If progression-free survival is your primary endpoint, you must be sure patients receive their therapy and only discontinue the treatment components that create toxicity.

DR LOVE: How is this approach being integrated into the current randomized trials in the metastatic setting?

DR GROTHEY: We still have a hard time adopting this stop-and-go approach in our ongoing Phase III trials that use an oxaliplatin-based regimen up front. At some point patients will discontinue treatment not for progression but for toxicity, which then affects overall outcome if not dealt with in the right way. Right now, the ongoing Intergroup trial is being amended to include a more or less OPTIMOX-like approach as the standard.

Track 2

DR LOVE: What do we know about incorporating biologics into this type of strategy?

DR GROTHEY: We have limited data about how biologics would affect this concept of maintenance therapy or chemotherapy-free intervals. We’re currently conducting a trial led by the Mayo Clinic, which is evaluating a FOLFOX regimen with bevacizumab in a stop-and-go design.

In this trial, patients receive FOLFOX and bevacizumab for four months or eight cycles (3.4). Then we apply a planned discontinuation of oxaliplatin while 5-FU/bevacizumab is continued for four months, followed by the reintroduction of oxaliplatin.
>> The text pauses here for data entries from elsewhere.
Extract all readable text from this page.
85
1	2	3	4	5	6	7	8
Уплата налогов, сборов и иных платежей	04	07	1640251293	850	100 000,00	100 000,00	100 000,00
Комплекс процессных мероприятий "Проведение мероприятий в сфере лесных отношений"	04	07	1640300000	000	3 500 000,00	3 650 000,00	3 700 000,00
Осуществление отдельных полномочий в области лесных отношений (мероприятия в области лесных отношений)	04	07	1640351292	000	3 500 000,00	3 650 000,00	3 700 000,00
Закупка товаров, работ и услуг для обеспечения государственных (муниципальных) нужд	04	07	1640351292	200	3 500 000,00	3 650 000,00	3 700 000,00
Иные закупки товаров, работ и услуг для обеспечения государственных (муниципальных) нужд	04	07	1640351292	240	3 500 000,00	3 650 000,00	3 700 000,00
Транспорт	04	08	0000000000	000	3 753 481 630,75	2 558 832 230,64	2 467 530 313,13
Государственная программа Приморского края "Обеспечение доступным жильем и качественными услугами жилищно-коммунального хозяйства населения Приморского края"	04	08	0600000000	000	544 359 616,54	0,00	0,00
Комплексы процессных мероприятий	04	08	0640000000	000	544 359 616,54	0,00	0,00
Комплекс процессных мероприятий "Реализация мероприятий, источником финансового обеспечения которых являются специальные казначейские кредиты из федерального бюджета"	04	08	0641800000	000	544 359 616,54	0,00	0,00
This trial has accrued more than half of the target accrual goal, so we should have some data next year to determine whether continuing biologics as an integral component of maintenance therapy allows us to deliver more treatment and delay tumor progression without affecting toxicity.

Currently, various trials use biologic agents in the maintenance phase to delay tumor progression. The idea is, you might induce a response by using conventional chemotherapy in combination with one or two biologic agents and maintain the response by using biologic agents to allow for a long-term delay in progression and limit toxicity.

3.4

Tracks 3-4

DR LOVE: Neal, in practice do you use treatment-free intervals or prefer some type of maintenance therapy?

DR MEROPOL: In general, I provide complete treatment-free holidays. It is a tremendous added benefit for the patient not to have to come in to the office. While we have no secure data addressing the survival impact of a complete holiday, in the absence of data to the contrary and with the data from the OPTIMOX1, OPTIMOX2 and GISCAD studies suggesting no detriment, at least in short-term outcomes, I’m pretty comfortable discussing with a patient the possibility of a complete holiday from treatment.

DR HALLER: A question I have for the panel members is, what defines the end of the holiday, assuming you don’t want to wait until the patient is symptomatic?

DR GOLDBERG: So many different considerations are relevant — including the patient’s psychology. For some patients, the thought that they have cancer and are not actively on treatment is so detrimental to their quality of life that they’d rather put up with the toxicities and the office visits.

DR VENOOK: I favor absolute holidays, but they are not appropriate for everyone. Palliation means trying to improve the patient’s quality of life, and stopping therapy can often help to do that. However, the issue is complex, and my default position is probably to continue the chemotherapy. Also, we need a data set on whether discontinuing bevacizumab will be a problem.